Like elephants with broken chains,
I am living without constraint. (12) [57]

Being in Best Buddha’s presence
was a very good thing for me.
The three knowledges are attained;
[I have] done what the Buddha taught! (13) [58]

The four analytical modes,
and these eight deliverances,
six special knowledges mastered,
[I have] done what the Buddha taught! (14) [59]

Thus indeed Bhikkhunī Ekapiṇḍadāyikā spoke these verses.

The legend of Ekapiṇḍadāyikā Therī is finished.

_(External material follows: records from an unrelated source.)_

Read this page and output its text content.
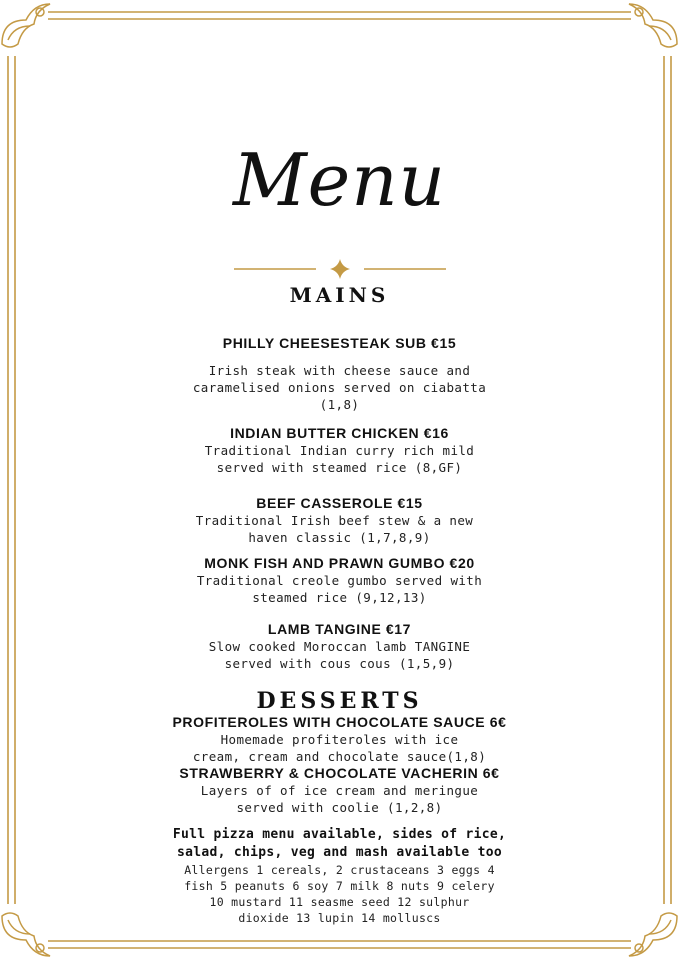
Menu
MAINS
PHILLY CHEESESTEAK SUB €15
Irish steak with cheese sauce and
caramelised onions served on ciabatta
(1,8)
INDIAN BUTTER CHICKEN €16
Traditional Indian curry rich mild
served with steamed rice (8,GF)
BEEF CASSEROLE €15
Traditional Irish beef stew & a new
haven classic (1,7,8,9)
MONK FISH AND PRAWN GUMBO €20
Traditional creole gumbo served with
steamed rice (9,12,13)
LAMB TANGINE €17
Slow cooked Moroccan lamb TANGINE
served with cous cous (1,5,9)
DESSERTS
PROFITEROLES WITH CHOCOLATE SAUCE 6€
Homemade profiteroles with ice
cream, cream and chocolate sauce(1,8)
STRAWBERRY & CHOCOLATE VACHERIN 6€
Layers of of ice cream and meringue
served with coolie (1,2,8)
Full pizza menu available, sides of rice,
salad, chips, veg and mash available too
Allergens 1 cereals, 2 crustaceans 3 eggs 4
fish 5 peanuts 6 soy 7 milk 8 nuts 9 celery
10 mustard 11 seasme seed 12 sulphur
dioxide 13 lupin 14 molluscs
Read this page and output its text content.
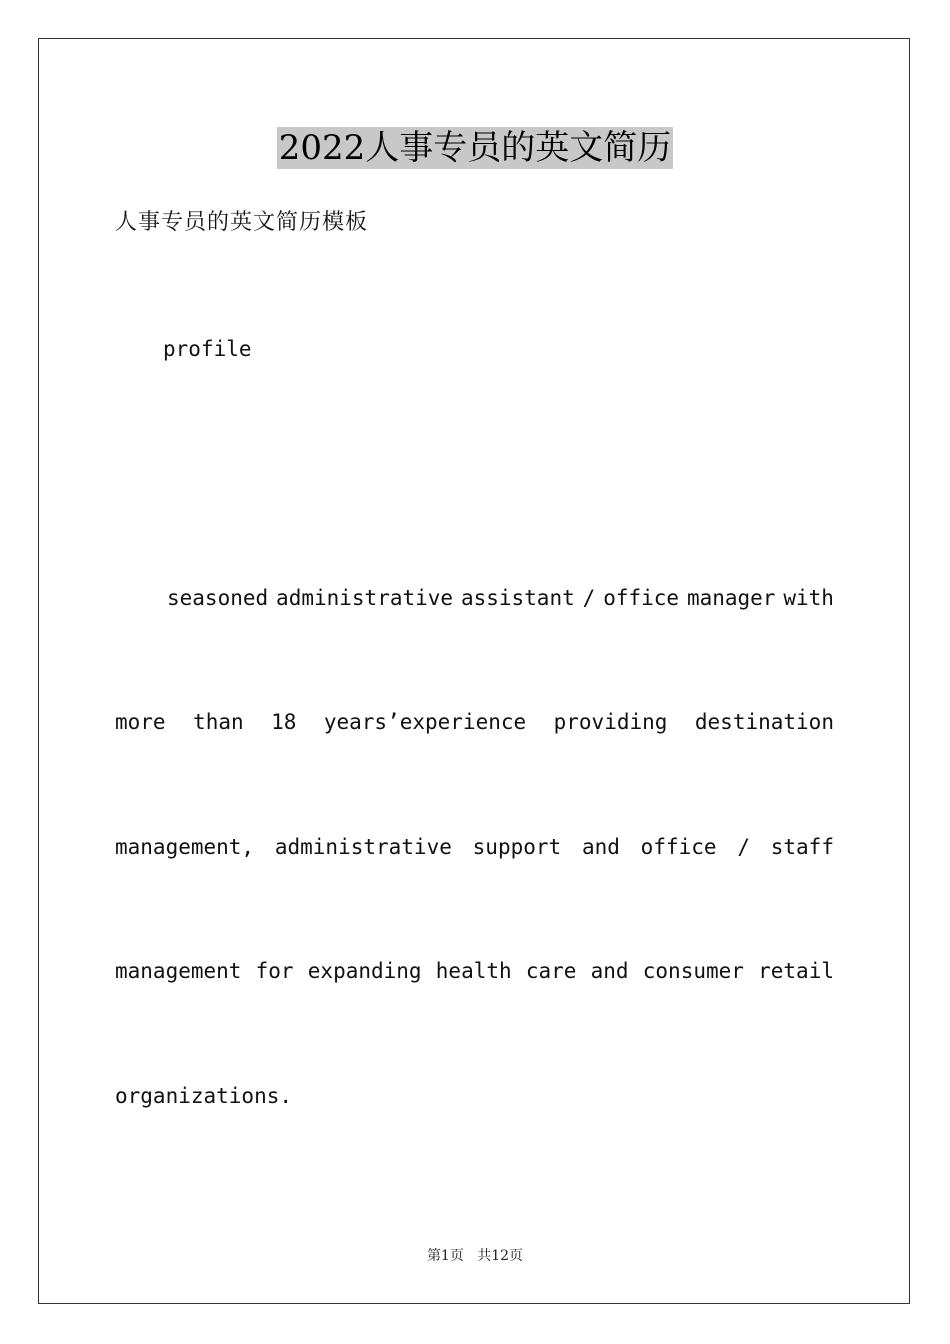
2022人事专员的英文简历
人事专员的英文简历模板
profile
seasoned administrative assistant / office manager with
more than 18 years’experience providing destination
management, administrative support and office / staff
management for expanding health care and consumer retail
organizations.
第1页 共12页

  1. “One Ball [of Food] Donor”. BJTS reads Ekapiṇḍapātadāyikā, “Giver of one begged-for-alms-meal”

  2. lit., “a kṣatriyan”.

  3. “Kinsman,” according to my notes (ref?) also the name of the king-father of Vipassi Buddha

  4. BJTS reads ekajjhaṃ, “together [with the king] (?)”.

  5. lit., “the ultimate food.” See n. to Therāpadāna v. [28-29]

  6. BJTS reads vatthayugena, “with a pair of cloths”. Some PTS alt give mahāccholena, “a big piece of cloth”. The term mahānela is obscure, but used again in Therī-apadāna v. [79], below, where it more clearly refers to a blue lotus flower (perhaps through conflation with mahanel, or mānel, one of the Sinhala names for the blue lotus flower [uppala]). This translation follows the lead of BJTS Sinhala gloss, which in the case of v. [79] takes the term to be equivalent to the Sinhala mahanel.

  7. lit., “Remembering that as my object of sense.” Buddhist schematics thought one such sense-object (Sinhala aramuṇu) and in context, the meaning is clearly that she continued to think about that almsgiving for the rest of her life.

  8. upādikā, the foundations of defilement (kilesas).